Over the course of the program, while researchers were migrating from microarrays to one vintage of sequencing platform to another, they were also collectively building and shaping an entirely new field. Dr. Weinstein further explains how computational biology has evolved.
Evolved (Virtual) Work Environments
At the program’s start, a major part of TCGA’s work was learning to manage data sets of increasing size and complexity while coordinating controlled access for hundreds of individuals at different locations. We can get a glimpse of what a computational biologist’s workspace might have looked like in 2006 by digging into the supplementary methods section of TCGA’s first publication on glioblastoma. The first rendition of the data portal is described, along with file directory structures and procedures for searching and downloading data.
Flash forward a dozen years, there are now a myriad of workspace options for all researchers, such as the NCI’s Genomic Data Commons, which identifies and implements best-in-class bioinformatic pipelines developed by TCGA and others. More hands-on options include supercomputing centers available at different institutions and several different web- and cloud-based resources.
Many More Tools in the Toolshed
The field has exploded with tools for analyzing different types of data for various purposes.

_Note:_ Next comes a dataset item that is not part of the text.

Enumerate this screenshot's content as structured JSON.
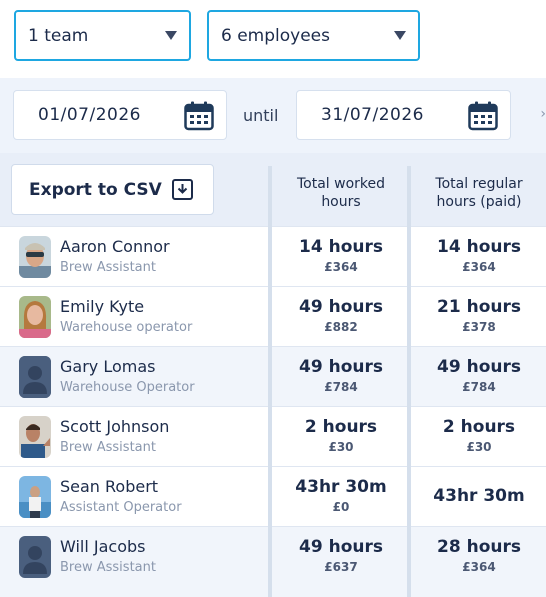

While a computational biologist in 2006 might have had to hack together their own alignment tools and establish their own bioinformatic pipelines, running an analysis today is more akin to shopping for a salad dressing at a supermarket: endless flavors from different brands, a myriad of varieties and styles, and of course, the option to make your own.
The increase in tools has changed the way researchers can explore and visualize data. For example, clustered heatmaps, once a static image, are now interactive and link to external resources or invoke other tools.
While the great number of tools developed reflects the remarkable upward movement in the field, whittling down to the “right” tools presents its own challenges.
“In some cases, the community develops a consensus of the right tools to use, at other times, the tools developed first or put out by trusted institutions gain favor. Other times, contests such as DREAM help establish a winner,” explains Weinstein.
Looking More Closely at the Biology
“There are a number of things we had to ignore about the biology because we couldn’t deal with them,” says Weinstein. Now, with more sophisticated methods and higher quality data, we’re able to address some of those issues.
For example, samples were treated as if they were homogeneous groups of cells, rather than a mix of tumor, normal, immune and other cell types. Tumor cells themselves consist of a mix of cancer sub-clones.
Methods for dealing with heterogeneity developed recently have enabled deconstruction of data into cellular elements. In fact, the analysis of many more prostate, pancreatic, and bladder cancers was possible because such methods allowed TCGA to lower the minimum tumor purity requirement imposed on samples from 80% to 60%.
Single-cell genomic and proteomic technologies are another recent advancement allowing researchers to look in more detail at what’s happening within an individual tumor. The new technologies have in turn spawned new methods with updated statistics for analyzing single- rather than bulk-cell data.
Dealing with Ever Growing Data
As the size and quantity of data sets continues to grow and the complexity of measurements continues to increase, even more computational techniques will be necessary.
One response has been an increasing emphasis on machine learning techniques. For example, we are seeing deep learning applied to cancer imaging features to predict gene expression or mutations. Others are using different classifiers to identify mutations key to particular phenotypes or pathway activity.
As the community continues to grow and advance with the data, we’ll be able to ask even more interesting questions of biological and clinical relevance.
For Weinstein, the progress has already been remarkable. “Even if TCGA hadn’t produced a single data point of interest, what it did to crystallize, grow, and mature an expansive bioinformatics community would already have been an enormous contribution.”